Logo, mais e mais olhos aparecem, todos com veias dilatadas e pupilas doentes, como se não tivessem dormido por dias.
Ao ver aquelas janelas vermelhas, Pei Ziyang suspira aliviado e finalmente solta o pulso, permitindo que o sangue desenhe um triângulo ritualístico na superfície da caixa.
Ao lado, Lao Jiu observa silenciosamente o ritual, prestes a falar, mas sua expressão muda de repente.
Ele se vira, franzindo as grossas sobrancelhas em preocupação.
"Apresse-se." Diz ele e, num salto ágil, pula do penhasco de Tianlan.
No ar, o corpo de Lao Jiu se transforma em uma luz azul-branca cintilante, desaparecendo para dar lugar a um enorme lobo branco, imponente, pisando numa lua crescente, com um olho vertical azul-escuro na testa, emanando um frio cortante como o inverno.
Um longo uivo ecoa, ressoando pelo céu.
O lobo branco cospe uma luz branca intensa, capaz de congelar tudo à sua volta, fazendo o ar ao redor solidificar e a temperatura despencar dezenas de graus.
O alvo dessa luz é o anzol lançado pelo velho de capa de palha.
Quando a luz branca está prestes a atingir o anzol, Yanluo e Zang Mu agem.
Sem mover um músculo, a saia de Yanluo ondula suavemente, fazendo surgir uma nuvem de névoa colorida ao redor da luz, como fogos de artifício belíssimos, mas carregados de um veneno mortal, semelhante aos cogumelos mais vistosos e letais.
Envolvida pela névoa, a luz branca crepita e diminui até quase desaparecer.
Enquanto Yanluo neutraliza a luz, Zang Mu retira uma nova faca de entalhe e rapidamente esculpe trinta e duas pequenas e delicadas urnas funerárias.
Com as mãos abertas, ele faz as pequenas urnas flutuarem misteriosamente no ar e esculpe um lobo pequeno e vívido.
"Ritual das trevas: selamento das trinta e duas urnas!"
Juntando as palmas, Zang Mu grita, e as urnas, junto ao lobo, selam o centro em camadas sucessivas.
Num estrondo trovejante, após o ritual, o espaço ao redor de Lao Jiu vibra, e enormes caixões manchados de preto e verde surgem de um espaço desconhecido, soprando ventos pesados e tentando aprisioná-lo.

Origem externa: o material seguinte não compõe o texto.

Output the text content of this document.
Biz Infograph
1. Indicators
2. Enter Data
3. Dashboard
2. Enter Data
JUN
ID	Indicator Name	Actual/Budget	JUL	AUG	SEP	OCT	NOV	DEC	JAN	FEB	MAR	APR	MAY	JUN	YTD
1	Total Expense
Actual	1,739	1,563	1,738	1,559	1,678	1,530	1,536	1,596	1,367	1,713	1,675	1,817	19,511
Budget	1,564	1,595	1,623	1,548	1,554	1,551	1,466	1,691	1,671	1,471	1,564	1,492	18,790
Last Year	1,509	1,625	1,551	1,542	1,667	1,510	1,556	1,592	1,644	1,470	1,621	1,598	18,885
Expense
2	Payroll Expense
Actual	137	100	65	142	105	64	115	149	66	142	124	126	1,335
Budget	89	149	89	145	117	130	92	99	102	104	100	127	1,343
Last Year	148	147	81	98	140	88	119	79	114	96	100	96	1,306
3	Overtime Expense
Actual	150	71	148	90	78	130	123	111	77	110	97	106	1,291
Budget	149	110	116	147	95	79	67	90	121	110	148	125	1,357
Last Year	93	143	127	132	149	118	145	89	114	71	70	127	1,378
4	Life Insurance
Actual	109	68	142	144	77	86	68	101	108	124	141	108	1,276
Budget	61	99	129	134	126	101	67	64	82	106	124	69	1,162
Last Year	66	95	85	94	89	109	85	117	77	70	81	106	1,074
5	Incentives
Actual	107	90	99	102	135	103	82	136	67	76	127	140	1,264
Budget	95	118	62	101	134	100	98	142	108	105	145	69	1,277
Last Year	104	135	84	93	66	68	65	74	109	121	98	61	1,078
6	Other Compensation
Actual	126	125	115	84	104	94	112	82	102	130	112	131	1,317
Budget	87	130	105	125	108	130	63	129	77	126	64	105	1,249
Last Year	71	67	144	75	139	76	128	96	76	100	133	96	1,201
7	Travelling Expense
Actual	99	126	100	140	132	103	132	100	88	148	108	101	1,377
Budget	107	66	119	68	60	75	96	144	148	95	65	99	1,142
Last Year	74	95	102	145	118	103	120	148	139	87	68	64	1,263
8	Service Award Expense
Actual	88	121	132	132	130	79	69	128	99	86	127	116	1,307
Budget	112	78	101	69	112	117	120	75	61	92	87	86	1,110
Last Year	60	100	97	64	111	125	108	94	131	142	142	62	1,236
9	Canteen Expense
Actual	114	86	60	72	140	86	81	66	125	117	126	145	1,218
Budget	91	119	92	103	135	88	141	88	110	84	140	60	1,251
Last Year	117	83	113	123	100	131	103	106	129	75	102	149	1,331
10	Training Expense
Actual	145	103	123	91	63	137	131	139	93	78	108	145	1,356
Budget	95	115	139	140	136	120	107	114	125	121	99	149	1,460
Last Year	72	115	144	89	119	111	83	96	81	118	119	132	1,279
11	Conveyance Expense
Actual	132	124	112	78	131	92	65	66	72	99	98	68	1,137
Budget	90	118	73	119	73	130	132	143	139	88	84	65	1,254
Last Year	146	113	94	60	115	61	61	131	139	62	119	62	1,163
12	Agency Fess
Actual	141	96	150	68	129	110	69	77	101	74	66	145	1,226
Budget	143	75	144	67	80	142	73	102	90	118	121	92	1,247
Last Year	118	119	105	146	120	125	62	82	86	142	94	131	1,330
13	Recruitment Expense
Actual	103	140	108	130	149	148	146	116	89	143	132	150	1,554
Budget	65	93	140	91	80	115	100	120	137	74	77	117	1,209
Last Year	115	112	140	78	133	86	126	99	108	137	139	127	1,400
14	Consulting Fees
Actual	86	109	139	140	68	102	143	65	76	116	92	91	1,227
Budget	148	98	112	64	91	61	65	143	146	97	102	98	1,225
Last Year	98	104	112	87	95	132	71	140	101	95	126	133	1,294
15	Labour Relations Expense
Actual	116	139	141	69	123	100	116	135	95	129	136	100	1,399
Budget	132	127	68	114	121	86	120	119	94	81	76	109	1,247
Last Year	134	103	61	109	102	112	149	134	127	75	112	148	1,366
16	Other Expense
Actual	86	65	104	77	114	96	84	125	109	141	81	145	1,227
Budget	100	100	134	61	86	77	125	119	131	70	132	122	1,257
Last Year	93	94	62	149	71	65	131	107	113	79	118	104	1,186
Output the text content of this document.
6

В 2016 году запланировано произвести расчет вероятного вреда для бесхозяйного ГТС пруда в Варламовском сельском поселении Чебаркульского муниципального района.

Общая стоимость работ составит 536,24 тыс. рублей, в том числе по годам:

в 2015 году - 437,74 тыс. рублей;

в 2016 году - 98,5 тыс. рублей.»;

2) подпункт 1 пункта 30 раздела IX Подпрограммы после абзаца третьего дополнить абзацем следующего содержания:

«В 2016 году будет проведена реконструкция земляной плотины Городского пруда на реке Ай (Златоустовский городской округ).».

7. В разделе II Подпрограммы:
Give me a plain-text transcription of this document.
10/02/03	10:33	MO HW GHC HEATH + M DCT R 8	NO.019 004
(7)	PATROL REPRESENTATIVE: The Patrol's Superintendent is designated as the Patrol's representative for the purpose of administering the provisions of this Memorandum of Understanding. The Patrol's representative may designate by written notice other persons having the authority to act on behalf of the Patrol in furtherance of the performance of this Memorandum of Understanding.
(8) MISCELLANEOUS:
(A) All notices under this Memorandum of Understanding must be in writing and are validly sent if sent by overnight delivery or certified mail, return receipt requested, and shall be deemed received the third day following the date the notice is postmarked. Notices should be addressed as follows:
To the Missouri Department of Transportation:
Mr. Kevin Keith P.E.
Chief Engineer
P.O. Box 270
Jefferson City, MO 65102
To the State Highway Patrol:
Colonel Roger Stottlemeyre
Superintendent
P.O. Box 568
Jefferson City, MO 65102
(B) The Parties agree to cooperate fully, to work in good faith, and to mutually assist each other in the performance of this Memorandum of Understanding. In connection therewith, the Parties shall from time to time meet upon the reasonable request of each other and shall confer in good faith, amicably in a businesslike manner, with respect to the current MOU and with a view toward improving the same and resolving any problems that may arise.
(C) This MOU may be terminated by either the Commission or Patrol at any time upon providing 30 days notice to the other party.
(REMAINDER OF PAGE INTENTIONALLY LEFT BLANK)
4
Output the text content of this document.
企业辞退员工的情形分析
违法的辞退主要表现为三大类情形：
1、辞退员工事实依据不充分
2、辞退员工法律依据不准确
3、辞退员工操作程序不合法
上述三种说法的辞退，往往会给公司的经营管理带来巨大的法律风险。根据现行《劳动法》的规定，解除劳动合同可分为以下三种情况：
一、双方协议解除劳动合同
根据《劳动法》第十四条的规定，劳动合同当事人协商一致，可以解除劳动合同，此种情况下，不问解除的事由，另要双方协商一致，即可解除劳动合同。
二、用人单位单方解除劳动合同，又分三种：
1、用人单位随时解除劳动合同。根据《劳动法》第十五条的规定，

Ágil, Lao Jiu esquiva-se e tenta destruir os caixões com suas garras, mas ao parar por um instante, várias tábuas semelhantes a vermes se aglomeram e quase o prendem definitivamente.
Cercado pela investida conjunta de Yanluo e Zang Mu, Lao Jiu observa angustiado o anzol voar em direção ao penhasco de Tianlan.
Lá, Pei Ziyang, com o rosto pálido, já derramou quase metade do seu sangue no ritual complexo que cobre o chão.
"Está quase... quase pronto..." Sorrindo fraquejamente, ele se aproxima do término.
De repente, um som agudo corta o ar e, ao olhar para trás, ele vê um anzol negro e opaco fisgando com precisão a borda da caixa.
"Não!" Ele grita, tentando com todas as forças impedir que a caixa seja puxada pelo anzol.
"Insensato." Vem um resmungo distante.
Um enorme vulto sombreia o penhasco de Tianlan, mergulhando-o na escuridão.
Instintivamente, Pei Ziyang ergue o olhar para o céu e, ao fazê-lo, seu rosto se enche de desespero.
Uma gigantesca cabeça demoníaca, com olhos finos como fios, presas salientes, rosto azulado e uma tatuagem vermelha serpenteando da testa para baixo, cobre grande parte do céu, encarando o penhasco com um olhar frio e indiferente.
Considerando a altura do penhasco de Tianlan, essa cabeça demoníaca deve medir pelo menos... trezentos metros!